Lo studio randomizzato di fase II ha prodotto un risultato formalmente positivo, vale a dire un prolungamento significativo della sopravvivenza libera da progressione, che era stata scelta come endpoint primario dello studio.

In generale, la randomizzazione in fase II offre l’opportunità di interpretare meglio i risultati ottenuti, in quanto un braccio singolo (salvo risultati “eccezionali”) renderebbe difficile capire quanto del risultato ottenuto sia realmente attribuibile al farmaco sperimentale e quanto non sia invece dovuto alla semplice selezione favorevole dei pazienti.

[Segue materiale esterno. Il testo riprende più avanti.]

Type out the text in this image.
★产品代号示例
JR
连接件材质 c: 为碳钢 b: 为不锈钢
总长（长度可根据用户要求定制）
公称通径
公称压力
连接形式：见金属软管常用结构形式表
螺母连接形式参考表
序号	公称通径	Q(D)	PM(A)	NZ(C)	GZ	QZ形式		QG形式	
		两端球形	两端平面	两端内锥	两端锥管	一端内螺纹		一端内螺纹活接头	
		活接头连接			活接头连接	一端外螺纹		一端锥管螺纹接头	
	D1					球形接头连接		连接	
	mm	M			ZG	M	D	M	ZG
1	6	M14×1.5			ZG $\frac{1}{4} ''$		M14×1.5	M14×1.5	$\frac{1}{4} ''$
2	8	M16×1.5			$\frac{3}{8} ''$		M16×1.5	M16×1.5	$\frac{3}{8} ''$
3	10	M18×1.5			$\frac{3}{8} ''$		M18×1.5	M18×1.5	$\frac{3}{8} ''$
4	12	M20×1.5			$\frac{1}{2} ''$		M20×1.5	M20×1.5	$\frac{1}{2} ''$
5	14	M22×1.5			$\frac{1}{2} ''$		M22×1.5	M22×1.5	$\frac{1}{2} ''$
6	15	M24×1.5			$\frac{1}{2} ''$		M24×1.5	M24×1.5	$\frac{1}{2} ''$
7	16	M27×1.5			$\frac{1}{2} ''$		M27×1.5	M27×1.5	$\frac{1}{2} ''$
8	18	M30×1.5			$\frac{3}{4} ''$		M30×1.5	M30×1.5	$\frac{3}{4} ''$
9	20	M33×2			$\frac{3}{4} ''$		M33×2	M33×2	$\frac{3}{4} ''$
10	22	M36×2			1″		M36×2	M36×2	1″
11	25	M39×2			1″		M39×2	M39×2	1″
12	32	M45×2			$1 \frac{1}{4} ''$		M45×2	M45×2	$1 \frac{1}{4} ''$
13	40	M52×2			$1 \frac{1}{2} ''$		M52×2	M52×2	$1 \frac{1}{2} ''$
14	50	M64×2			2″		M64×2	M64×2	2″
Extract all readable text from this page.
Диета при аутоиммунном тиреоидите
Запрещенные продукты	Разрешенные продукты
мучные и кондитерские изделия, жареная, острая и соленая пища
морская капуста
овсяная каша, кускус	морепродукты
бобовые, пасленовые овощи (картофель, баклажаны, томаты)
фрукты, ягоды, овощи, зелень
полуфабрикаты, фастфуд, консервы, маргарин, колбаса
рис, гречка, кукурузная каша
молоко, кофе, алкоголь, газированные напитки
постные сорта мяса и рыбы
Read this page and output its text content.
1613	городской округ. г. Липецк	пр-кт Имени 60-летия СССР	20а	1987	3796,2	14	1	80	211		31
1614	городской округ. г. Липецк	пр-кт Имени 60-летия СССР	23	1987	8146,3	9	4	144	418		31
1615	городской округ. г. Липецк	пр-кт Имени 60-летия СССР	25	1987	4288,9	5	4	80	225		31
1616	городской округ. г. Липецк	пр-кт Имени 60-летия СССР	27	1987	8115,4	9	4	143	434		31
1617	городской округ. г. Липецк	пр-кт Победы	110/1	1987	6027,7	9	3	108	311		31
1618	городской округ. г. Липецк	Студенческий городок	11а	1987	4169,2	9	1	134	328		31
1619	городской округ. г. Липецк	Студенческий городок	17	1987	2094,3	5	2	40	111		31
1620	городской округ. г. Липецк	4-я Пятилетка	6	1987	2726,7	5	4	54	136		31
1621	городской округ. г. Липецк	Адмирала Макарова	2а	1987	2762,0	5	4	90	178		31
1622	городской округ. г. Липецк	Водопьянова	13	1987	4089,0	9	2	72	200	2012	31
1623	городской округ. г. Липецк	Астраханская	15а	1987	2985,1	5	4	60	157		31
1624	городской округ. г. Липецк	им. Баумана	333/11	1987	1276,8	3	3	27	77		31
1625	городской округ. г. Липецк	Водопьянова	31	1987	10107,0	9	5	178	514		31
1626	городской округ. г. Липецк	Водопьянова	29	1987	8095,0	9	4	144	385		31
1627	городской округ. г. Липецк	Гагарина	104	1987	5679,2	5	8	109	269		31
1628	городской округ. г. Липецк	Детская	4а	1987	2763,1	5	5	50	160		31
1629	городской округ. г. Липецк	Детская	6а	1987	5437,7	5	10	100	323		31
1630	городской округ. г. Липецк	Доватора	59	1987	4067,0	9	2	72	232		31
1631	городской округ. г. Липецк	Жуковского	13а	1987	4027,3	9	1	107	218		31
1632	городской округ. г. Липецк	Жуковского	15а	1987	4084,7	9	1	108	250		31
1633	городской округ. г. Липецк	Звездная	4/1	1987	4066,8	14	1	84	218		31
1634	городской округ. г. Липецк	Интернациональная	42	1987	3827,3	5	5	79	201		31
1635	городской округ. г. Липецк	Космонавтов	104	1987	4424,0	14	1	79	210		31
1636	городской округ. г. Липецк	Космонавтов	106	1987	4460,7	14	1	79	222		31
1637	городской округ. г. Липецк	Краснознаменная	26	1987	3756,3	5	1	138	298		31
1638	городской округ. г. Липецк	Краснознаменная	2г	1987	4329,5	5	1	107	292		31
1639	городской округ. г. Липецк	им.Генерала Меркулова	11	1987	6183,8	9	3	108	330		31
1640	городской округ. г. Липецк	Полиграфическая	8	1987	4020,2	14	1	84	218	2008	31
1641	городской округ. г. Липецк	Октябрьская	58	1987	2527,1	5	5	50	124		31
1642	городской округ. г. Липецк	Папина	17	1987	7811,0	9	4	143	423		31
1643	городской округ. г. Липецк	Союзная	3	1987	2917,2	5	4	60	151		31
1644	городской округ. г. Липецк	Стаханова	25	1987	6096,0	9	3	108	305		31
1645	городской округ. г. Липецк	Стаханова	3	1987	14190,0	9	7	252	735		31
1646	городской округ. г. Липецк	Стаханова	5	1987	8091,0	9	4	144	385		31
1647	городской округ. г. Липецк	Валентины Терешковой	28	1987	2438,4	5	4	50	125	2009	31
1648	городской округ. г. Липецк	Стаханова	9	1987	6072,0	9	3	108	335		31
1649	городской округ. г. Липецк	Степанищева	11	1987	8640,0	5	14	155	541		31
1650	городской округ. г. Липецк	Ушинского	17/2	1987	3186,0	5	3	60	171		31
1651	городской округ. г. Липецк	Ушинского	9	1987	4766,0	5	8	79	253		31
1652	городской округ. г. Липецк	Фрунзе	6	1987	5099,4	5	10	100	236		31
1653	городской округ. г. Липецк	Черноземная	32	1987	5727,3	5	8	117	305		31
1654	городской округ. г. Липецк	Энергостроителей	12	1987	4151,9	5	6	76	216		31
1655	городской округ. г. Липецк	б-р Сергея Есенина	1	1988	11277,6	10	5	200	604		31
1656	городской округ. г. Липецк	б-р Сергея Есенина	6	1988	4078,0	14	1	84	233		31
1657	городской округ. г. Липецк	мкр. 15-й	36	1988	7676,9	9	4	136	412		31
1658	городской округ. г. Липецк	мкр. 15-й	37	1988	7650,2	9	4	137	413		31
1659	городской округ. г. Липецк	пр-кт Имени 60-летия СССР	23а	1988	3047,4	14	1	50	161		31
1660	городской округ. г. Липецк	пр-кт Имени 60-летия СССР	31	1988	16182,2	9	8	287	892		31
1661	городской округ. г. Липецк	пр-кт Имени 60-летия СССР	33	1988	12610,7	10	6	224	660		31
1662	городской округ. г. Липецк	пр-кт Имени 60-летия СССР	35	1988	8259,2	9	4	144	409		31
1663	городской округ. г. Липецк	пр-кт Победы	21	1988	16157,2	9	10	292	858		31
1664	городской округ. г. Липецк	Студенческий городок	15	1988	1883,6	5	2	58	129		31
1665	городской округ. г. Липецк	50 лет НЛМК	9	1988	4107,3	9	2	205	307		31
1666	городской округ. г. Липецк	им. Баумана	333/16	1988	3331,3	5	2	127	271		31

Ciò detto, va sottolineato che in termini assoluti il beneficio osservato non è risultato molto grande (la differenza in PFS mediana tra i 2 bracci di trattamento risulta pari a circa 1 mese e mezzo). Peraltro, lo studio mirava solo a “esplorare” l’attività della strategia di mantenimento, senza produrre alcuna evidenza definitiva, e quindi ogni ragionamento sulla rilevanza clinica del risultato è del tutto prematuro.

La speranza è che gli sforzi di ricerca in questa patologia si traducano, quanto prima, in concrete possibilità terapeutiche da impiegare nella pratica clinica.